Juan José Millás señala que los políticos tienen tantos problemas personales que es imposible que resuelvan problemas ajenos. Habla de la clase política española, pero el deterioro de la función pública es mundial.
El solo hecho de asumir un cargo de responsabilidad provoca estrés. Las personas que ingresan a la compleja maquinaria de la dominación se ven sometidas a una neurosis de Estado. Si actúan con honestidad y no tienen grandes tropiezos, se jubilarán sin mayor daño que una úlcera duodenal. Pero la política es el inquietante reino de la ambición sucesiva, donde se ocupa un puesto para conseguir otro puesto. A cierto nivel, el señor licenciado adquiere una fuerza que no le otorgó su título y puede confundir los intereses de la patria con los de su cartera.
Cuando eso se descubre, debe dedicar todas sus energías a justificarse. Quien plagia su tesis argumenta que la copia es un homenaje y el copy paste una “intertextualidad”. Quien engaña a su esposa y embaraza a su amante busca que un guionista de telenovela justifique su intimidad. Quien usa un avión privado para ir a jugar golf declara que en el green logró insólitos acuerdos. Quien vende su voto a otro partido, se desdice de las convicciones que en realidad nunca tuvo y explica su viraje ideológico con palabras que hasta ese momento ignoraba. Quien insulta y discrimina evita el riesgo más temido por el mexicano -pedir perdón- y se ampara en una tradición respetable: la picardía popular. Quien llega a un cargo por nepotismo construye un discurso de autonomía de los poderes. Quien comete un desfalco procura que un subordinado se eche la culpa. Quien se contradice vuelve a contradecirse para que su mitomanía parezca lógica. Quien rompe un pacto secreto persigue a la persona que traicionó antes de que ocurra lo contrario. Quien habla lento se adiestra en hablar más lento para que su torpeza se convierta en recurso de estilo.
Todo eso es difícil y toma tiempo. Y lo que los políticos menos tienen es tiempo. Cuando Norman Mailer contendió como candidato a Alcalde de Nueva York descubrió que le faltaban minutos para dormir: “El sueño es la droga de los políticos”, afirmó.
¿Cómo soporta la tensión quien apenas duerme? Las y los atribuladas y atribulados mujeres y hombres del presupuesto recurren a algún amorío, copetines de ocasión, calmantes y estimulantes. Deberían entrar a terapia, pero está mal visto que un funcionario vaya al siquiatra. Uno de los síntomas de esa enfermedad es que quien la padece no puede asumirse como paciente. El sujeto político sufre, pero no se quiebra. En vez de tenderse en un diván tres veces a la semana, busca remedios alternos de los que poca gente se entera. Chamanes, astrólogos, adivinos, practicantes de reiki, lectores de pelos, expertos en feng shui, mentalistas, videntes y profetas new age son contratados como “asesores”. Las tribulaciones no necesariamente se resuelven, pero reciben paliativos esotéricos.

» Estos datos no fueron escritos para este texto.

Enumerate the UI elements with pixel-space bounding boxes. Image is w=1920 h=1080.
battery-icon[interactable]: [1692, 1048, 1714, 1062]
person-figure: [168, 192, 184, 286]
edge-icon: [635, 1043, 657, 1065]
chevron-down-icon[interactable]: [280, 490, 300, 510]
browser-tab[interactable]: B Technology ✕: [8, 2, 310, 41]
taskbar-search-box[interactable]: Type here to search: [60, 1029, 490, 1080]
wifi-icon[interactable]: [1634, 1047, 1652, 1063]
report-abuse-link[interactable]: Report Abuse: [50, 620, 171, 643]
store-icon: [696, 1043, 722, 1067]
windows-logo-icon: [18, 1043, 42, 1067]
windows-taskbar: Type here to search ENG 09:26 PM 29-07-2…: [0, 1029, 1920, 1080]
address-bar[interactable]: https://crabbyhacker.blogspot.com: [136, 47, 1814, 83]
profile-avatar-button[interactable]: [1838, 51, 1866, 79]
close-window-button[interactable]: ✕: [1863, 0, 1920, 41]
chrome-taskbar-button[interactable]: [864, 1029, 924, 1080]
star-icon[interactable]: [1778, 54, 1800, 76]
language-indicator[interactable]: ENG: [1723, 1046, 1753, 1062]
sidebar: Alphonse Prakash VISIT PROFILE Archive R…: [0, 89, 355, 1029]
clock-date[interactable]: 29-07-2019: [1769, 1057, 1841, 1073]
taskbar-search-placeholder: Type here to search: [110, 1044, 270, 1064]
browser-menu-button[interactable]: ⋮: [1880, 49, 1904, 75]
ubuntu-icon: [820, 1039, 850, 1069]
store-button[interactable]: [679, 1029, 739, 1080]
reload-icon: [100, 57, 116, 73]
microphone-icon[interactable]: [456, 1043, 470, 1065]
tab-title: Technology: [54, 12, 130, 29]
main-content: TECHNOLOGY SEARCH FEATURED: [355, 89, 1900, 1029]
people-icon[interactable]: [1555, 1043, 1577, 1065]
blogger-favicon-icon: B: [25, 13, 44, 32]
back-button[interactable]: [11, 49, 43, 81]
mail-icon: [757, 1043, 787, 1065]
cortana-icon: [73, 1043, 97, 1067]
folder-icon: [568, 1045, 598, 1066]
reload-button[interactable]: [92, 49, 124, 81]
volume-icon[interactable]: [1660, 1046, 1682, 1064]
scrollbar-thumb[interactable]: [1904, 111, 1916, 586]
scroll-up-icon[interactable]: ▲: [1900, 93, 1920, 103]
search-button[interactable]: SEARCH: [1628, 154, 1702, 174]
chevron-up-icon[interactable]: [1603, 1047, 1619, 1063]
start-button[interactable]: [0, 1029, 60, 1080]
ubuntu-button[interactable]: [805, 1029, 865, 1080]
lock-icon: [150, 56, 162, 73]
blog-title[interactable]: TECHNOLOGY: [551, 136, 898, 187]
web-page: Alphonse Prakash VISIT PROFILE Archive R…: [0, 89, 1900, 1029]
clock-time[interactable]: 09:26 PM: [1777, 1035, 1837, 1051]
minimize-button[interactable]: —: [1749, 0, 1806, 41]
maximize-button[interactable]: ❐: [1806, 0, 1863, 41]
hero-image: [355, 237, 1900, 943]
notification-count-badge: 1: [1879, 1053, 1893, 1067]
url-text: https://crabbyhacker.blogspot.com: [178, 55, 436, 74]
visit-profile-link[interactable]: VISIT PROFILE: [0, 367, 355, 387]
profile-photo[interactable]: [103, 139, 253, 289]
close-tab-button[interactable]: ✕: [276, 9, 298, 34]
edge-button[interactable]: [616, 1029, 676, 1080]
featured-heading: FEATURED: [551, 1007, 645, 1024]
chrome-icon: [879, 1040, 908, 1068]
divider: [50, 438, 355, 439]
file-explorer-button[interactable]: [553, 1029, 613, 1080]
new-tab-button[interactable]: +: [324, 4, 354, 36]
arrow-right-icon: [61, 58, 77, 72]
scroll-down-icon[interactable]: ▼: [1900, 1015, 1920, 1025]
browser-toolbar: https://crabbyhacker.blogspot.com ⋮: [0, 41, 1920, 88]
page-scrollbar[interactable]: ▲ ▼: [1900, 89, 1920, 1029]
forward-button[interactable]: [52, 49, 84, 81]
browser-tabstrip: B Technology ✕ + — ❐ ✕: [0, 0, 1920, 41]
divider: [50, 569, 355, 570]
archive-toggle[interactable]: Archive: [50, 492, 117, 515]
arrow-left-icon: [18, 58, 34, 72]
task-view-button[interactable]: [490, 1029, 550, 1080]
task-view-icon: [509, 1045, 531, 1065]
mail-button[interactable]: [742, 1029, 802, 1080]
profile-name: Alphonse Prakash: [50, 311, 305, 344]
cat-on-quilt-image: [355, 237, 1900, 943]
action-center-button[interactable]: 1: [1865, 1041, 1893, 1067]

Hay que tener empatía ante este malestar ajeno. Imaginemos lo que significa vivir cometiendo errores que no se pueden aceptar, bajo el escrutinio del ojo público. Cualquier resbalón es motivo de escarnio y, como el descrédito del oficio es tan intenso, a veces la gente exagera. El diputado que echa un sueñito en su curul es inmortalizado en los medios como un inútil al que le pagan por dormir. Las ansias de poder causan efectos secundarios.
Tarde o temprano los abusos pueden ser descubiertos. ¿Por qué, entonces, se siguen cometiendo? Porque rara vez hay consecuencias. Las y los licenciadas y licenciados han estudiado Derecho y saben que aquí la ley no se cumple. El único castigo suele ser el desprestigio, la burla en las redes, los memes que no se olvidan. Eso no es suficiente para que impere la honestidad, pero pone nervioso. El servidor público infamado como trending topic se dedica en lo fundamental a cultivar su neurosis. La impunidad salva pero acalambra.
Me atrevo a plantear un remedio. Aunque no todos los políticos son corruptos, abundan las patologías que los apartan del camino recto. Urge un programa nacional de salud para las alteraciones de la conducta producidas por el Estado, con rigurosa supervisión ciudadana.
No hay duda de que el programa de rehabilitación para las perturbaciones del poder sería muy costoso. Pero más costoso es que esas personas gobiernen.